With a nod to political correctness, creativity, innovation, and, I would imagine, a genuine attempt to demonstrate the need to improve business outcomes and corporate popularity by bringing more women into their fold, Intel is apparently considering offering to pay for its female employees to have their eggs frozen ‘as part of its retention and hiring strategy.’ How very futuristic of them!
Well it’s already de rigueur among companies in Silicon Valley in the US with Facebook and Apple leading the trend so I suppose it was only a matter of time before it hit good old-fashioned, turf footin,’ (my new hobby), potato pickin’ Ireland.
Now I don’t know about you readers, but in the past, when I’ve applied for a job I did it mainly because it was somewhere I wanted to work, my qualifications fit their specifications, it was close to home and, mostly because it paid well. Never, ever in any scenario, even a science fiction one (and I’m a huge Trekkie), did I think, yeah, I’d like to work for this organisation because they’re very kindly offering to provide me with an incentive scheme; a perk, if you like, where I can avail of the extremely intrusive, invasive, painful and personal procedure of having a medical specialist harvest and then freeze my eggs.

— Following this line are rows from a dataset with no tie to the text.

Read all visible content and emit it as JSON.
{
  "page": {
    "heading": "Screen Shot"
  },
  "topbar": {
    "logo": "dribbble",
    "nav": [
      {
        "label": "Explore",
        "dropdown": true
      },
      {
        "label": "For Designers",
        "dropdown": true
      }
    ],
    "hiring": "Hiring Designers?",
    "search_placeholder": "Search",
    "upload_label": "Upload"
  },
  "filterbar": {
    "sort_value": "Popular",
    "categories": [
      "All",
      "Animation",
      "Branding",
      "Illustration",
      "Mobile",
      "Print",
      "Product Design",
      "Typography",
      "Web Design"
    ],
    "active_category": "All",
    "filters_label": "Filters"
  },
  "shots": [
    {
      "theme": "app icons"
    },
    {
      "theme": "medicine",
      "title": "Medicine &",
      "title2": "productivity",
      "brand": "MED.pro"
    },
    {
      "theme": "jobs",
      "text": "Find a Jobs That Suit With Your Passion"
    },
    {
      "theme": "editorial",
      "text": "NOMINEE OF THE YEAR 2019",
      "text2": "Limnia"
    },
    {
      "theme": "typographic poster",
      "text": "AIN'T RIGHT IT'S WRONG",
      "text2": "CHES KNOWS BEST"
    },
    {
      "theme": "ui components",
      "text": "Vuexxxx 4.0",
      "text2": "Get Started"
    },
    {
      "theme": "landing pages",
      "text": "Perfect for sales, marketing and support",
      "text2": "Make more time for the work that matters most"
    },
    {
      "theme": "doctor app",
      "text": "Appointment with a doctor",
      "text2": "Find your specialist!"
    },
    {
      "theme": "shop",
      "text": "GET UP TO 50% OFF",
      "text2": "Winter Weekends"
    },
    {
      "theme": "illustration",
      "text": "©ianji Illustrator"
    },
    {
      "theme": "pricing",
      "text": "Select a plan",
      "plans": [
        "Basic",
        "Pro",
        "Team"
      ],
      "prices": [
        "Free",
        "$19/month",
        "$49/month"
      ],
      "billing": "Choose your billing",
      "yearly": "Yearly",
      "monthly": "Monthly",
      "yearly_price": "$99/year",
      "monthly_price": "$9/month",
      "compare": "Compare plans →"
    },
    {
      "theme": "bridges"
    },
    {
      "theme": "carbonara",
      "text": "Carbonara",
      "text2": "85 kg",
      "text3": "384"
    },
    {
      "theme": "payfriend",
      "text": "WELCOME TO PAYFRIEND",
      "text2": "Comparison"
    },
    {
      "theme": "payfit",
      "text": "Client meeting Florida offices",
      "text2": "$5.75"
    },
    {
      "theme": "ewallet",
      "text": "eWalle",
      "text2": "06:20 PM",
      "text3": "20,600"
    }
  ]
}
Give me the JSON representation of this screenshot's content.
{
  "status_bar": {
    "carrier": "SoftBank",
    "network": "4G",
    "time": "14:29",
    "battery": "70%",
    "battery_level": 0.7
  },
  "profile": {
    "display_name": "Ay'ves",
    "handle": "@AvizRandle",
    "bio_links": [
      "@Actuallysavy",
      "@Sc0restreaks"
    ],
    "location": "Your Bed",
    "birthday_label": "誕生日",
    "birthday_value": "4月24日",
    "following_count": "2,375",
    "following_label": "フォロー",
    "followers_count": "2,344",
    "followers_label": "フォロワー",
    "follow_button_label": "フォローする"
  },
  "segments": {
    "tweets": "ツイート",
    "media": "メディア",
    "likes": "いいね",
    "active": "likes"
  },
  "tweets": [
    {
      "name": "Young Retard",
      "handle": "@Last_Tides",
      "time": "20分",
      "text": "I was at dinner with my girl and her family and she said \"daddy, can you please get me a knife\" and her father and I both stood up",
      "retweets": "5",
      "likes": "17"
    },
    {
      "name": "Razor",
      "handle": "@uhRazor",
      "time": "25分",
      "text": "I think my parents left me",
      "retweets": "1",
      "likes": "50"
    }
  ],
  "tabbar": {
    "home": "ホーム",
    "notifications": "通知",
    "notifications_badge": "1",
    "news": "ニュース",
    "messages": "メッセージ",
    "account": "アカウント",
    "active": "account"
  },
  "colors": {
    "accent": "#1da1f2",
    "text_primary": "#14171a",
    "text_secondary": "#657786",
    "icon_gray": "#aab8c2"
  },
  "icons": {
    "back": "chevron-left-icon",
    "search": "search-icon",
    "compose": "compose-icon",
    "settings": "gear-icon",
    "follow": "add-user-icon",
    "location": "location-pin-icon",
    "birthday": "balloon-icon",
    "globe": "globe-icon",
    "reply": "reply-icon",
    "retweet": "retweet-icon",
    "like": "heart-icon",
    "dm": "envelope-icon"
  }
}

Egg freezing (or for nerdy readers, oocyte cryopreservation), is an expensive medical procedure, costing approximately €16,000. It allows a woman to have her eggs harvested, stored and replanted into her uterus at a later stage in her life, when she feels she’s ready to have children. This could likely happen at a time when her fertility is at a stage where her age and perhaps medical circumstances may have prevented her becoming pregnant naturally; and, bear in mind, for anyone thinking of having this done, there is no cast-iron guarantee that when your eggs are implanted a pregnancy will occur. Are you with me so far?
Now, according to Intel’s very capable vice president, Cork native Margaret Burgraff, “nothing is off the table,” when it comes to her employers becoming industry leaders in so-called ‘diversity hiring.’ Mind you Ms Burgraff quickly adds that she personally doesn’t want her “workplace involved” in her fertility. Smart woman. I fully agree with her.
For me, as a working woman, the use of the term ‘diversity hiring,’ to describe my gender and to refer to what is actually the potential recruitment of 51 per cent of the population is flipping derogative, downright insulting and bloody sinister with the phrase womb raiding immediately springing to my mind. I mean, come on, in my opinion, any employer who dangles the offer of this procedure in front of any female employee is pushing the boundaries too far because they are effectively telling us that women are good…we like having women on our workforce, we embrace them; but mothers, nah, mothers are bad; they interfere with progress.
Ok, look, I can see where the offer of this procedure could somewhat liberate career minded women from the shackles of wanting to get pregnant, putting blossoming careers on hold while they take maternity leave and then struggling to get back into their stride; and as a career minded woman/wife/mother myself, I can definitely relate to that line of thinking; but dear God, haven’t we got enough problems already without a sinister directive coming from our employers?
I remember when I joyfully announced to work colleagues that I was pregnant with my second daughter following an 11-year gap after my first pregnancy 22 years’ ago.
Now this was my choice, I was lucky enough to be able to plan both pregnancies and I empathise with those women who can’t. However, my then boss, a misogynist and himself a father of four, hit the roof. He ranted, raged and shouted at me that he’d thought I was “done with all that nonsense,” and announced he would be sending me to work in the “upstairs office, effective immediately because I am not having a pregnant woman on display in my organisation. It’s bad for business.”
As I said, that was 22 years’ ago and he wouldn’t get away with it now. I steadfastly refused to be shut away like a fairground freak and told him so by using some very colourful language. I also told him that if he pushed me I’d shame him by arriving into work each day wearing a sign that said ‘unclean’ dangling from my neck.
I believe women need to make a decision to have their families based entirely on when it’s right for them – this is what I did – and not when it suits their boss. I also believe that Apple’s statement saying, “Apple cares deeply about our employees and their families, and we are always looking at new ways our health programmes can meet their needs,” when they launched their egg freezing incentive is particularly soulless and will lead to stripping their potential female workforce of the very assets that set them apart from their male colleagues. Bosses should be reforming work practices and policies to suit women not plotting and scheming how best to keep us chained to our cubicles.